De Gurgel a Lamborghini, as semelhanças e diferenças

Quando um professor disse à João Augusto Gurgel que “Carros não se fabricam, compram-se!”, o aluno não acreditou e construiu desde carros em miniatura para crianças em dois modelos, até o Carajás, que chamaríamos hoje de SUV. Pouca gente, ainda viva, lembra-se de que o Gurgel original, um mini-buggy, foi, durante alguns anos, prêmio para um refrigerante chamado Cerejinha.

Criação original de Gurgel, o mini-buggy foi inclusive premiação de campanha de refrigerantes (Foto: Gurgel/divulgação

Mais tarde, ele lançou o segundo modelo infantil, o Karman-Ghia Gurgel que, por motivos óbvios, era baseado no modelo conversível.

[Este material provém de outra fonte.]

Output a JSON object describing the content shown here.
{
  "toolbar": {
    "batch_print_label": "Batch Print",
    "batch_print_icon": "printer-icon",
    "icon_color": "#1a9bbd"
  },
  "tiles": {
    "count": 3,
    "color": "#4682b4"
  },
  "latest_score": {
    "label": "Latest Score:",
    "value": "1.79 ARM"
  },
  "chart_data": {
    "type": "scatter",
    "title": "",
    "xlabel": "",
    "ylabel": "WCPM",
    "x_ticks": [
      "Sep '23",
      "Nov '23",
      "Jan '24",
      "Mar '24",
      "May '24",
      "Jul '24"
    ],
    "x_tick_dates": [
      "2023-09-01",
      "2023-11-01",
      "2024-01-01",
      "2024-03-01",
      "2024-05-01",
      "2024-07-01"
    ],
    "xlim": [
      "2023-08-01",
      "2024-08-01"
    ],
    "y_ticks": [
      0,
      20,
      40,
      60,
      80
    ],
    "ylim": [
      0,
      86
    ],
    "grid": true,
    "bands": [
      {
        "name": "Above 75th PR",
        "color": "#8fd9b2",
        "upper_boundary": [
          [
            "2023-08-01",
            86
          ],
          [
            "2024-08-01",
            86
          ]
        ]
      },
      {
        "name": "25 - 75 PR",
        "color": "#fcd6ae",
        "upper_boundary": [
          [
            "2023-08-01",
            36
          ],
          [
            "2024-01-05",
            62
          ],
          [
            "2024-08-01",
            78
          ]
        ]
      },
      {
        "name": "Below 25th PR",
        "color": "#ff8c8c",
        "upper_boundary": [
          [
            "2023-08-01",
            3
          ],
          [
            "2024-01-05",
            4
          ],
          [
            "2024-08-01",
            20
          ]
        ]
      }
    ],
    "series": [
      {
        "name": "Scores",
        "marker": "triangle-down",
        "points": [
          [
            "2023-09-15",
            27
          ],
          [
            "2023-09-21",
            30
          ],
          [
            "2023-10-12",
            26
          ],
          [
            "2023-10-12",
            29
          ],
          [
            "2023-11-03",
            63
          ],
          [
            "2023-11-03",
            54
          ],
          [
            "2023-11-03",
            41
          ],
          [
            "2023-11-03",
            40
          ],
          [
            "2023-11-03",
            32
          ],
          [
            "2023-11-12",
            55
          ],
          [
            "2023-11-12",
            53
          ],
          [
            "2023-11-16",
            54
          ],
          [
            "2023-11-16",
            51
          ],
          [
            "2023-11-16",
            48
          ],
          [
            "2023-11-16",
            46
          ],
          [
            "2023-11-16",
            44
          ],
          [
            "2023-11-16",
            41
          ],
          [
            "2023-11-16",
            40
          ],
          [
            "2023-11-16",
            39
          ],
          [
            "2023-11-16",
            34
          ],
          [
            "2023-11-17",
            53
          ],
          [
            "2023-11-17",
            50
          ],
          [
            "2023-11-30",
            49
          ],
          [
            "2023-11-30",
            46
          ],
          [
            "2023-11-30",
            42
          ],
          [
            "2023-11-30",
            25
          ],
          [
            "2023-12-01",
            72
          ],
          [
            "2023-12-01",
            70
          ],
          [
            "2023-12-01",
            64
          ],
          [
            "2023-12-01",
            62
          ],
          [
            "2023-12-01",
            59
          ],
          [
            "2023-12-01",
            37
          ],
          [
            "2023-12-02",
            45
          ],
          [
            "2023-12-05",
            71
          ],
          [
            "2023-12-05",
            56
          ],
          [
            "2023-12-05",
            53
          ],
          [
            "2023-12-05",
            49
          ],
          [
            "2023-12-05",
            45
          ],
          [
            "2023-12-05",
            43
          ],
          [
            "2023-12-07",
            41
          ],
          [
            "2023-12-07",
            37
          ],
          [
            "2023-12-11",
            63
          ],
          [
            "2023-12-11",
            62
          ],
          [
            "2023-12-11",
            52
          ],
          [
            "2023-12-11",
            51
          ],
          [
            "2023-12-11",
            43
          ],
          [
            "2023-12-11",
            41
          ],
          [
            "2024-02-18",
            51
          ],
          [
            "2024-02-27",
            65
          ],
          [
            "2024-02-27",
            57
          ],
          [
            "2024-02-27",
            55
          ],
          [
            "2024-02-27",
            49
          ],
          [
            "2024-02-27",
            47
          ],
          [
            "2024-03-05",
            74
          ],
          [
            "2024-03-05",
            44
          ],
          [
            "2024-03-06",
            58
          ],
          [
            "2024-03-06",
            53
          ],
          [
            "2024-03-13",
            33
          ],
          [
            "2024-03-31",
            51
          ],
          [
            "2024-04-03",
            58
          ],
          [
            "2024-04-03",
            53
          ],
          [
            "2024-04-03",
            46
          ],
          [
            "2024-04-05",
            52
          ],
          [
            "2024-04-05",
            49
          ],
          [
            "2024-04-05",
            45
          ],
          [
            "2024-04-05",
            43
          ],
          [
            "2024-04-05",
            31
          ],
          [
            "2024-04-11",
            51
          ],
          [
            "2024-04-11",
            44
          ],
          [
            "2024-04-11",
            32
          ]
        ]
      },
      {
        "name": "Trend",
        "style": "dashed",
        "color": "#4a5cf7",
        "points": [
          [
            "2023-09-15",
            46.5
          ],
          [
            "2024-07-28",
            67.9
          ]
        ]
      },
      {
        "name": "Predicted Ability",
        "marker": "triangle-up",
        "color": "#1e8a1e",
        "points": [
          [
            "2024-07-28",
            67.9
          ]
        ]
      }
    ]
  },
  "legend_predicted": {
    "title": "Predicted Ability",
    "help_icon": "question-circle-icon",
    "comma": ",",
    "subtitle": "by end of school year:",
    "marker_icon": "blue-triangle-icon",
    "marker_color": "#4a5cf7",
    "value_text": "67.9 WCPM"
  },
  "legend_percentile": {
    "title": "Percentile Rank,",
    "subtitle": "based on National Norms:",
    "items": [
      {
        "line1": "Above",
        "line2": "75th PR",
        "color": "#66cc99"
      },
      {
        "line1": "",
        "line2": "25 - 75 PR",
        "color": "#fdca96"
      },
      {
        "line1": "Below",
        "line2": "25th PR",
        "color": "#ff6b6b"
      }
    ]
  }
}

Sua iniciativa concretizou-se pelo fato de vir de uma família tradicional e com recursos, a exemplo do que aconteceu com Alberto Santos Dumont, como inventor, e tantos outros paulistas cuja fortuna migrou das fazendas de café para o meio urbano, abrangendo a indústria e a prestação de serviços públicos.

Mais tarde, João Augusto Gurgel criou também miniaturas de carros conhecidos, como Mustang ou Karmann-Ghia (Foto: Gurgel/divulgação)

Ferrucio Lamborghini, diferentemente, já vinha de uma indústria de tratores, que, mal ou bem, têm complexidade semelhante, quando não maior, que a de fabricar automóveis, mesmo que a escala seja menor. Aliás, ele parecia ter a consciência de que, em larga escala, jamais seria competitivo, daí ter escolhido a Ferrari como concorrente principal.

Ocorre que espírito empreendedor e talento em engenharia não são suficientes para uma operação parar em pé. É preciso construir um modelo de negócio que, como diria o banqueiro José Maria Witaker, não pode tomar mais de cinco minutos para ser entendido. O modelo de negócio contempla desde a cadeia de suprimentos à montante, até o sistema de distribuição à jusante, passando, é claro, pela manufatura.

Ferruccio Lamborghini já tinha know-how, mas só isso somado ao espírito investidor e talento em engenharia não são suficientes para a criação uma indústria automotiva (Foto: Lamborghini/divulgação)

Esta última, por sua vez, como diria Roger Coase, economista americano e Nobel de 1991, tem que respeitar a teoria dos contratos, ou seja, decidir, objetivamente, o que deve e o que não deve ser internalizado. Só então é que se passa a elaborar um plano de negócio que, por sua vez, tem duas vertentes.

A primeira e mais usual visa a apuração da taxa interna de retorno, do prazo de recuperação do capital investido, entre outros indicadores financeiros e não econômicos. A segunda vertente, conhecida como Goodwill, visa otimizar o valor dos ativos intangíveis, tal que o negócio em si, cotado a mercado, seja o maior possível. Se o primeiro método resultar em altos valores financeiros, o investidor enche o bolso mais rapidamente; no segundo enfoque, o que está em jogo é a capacidade de atrair investimentos.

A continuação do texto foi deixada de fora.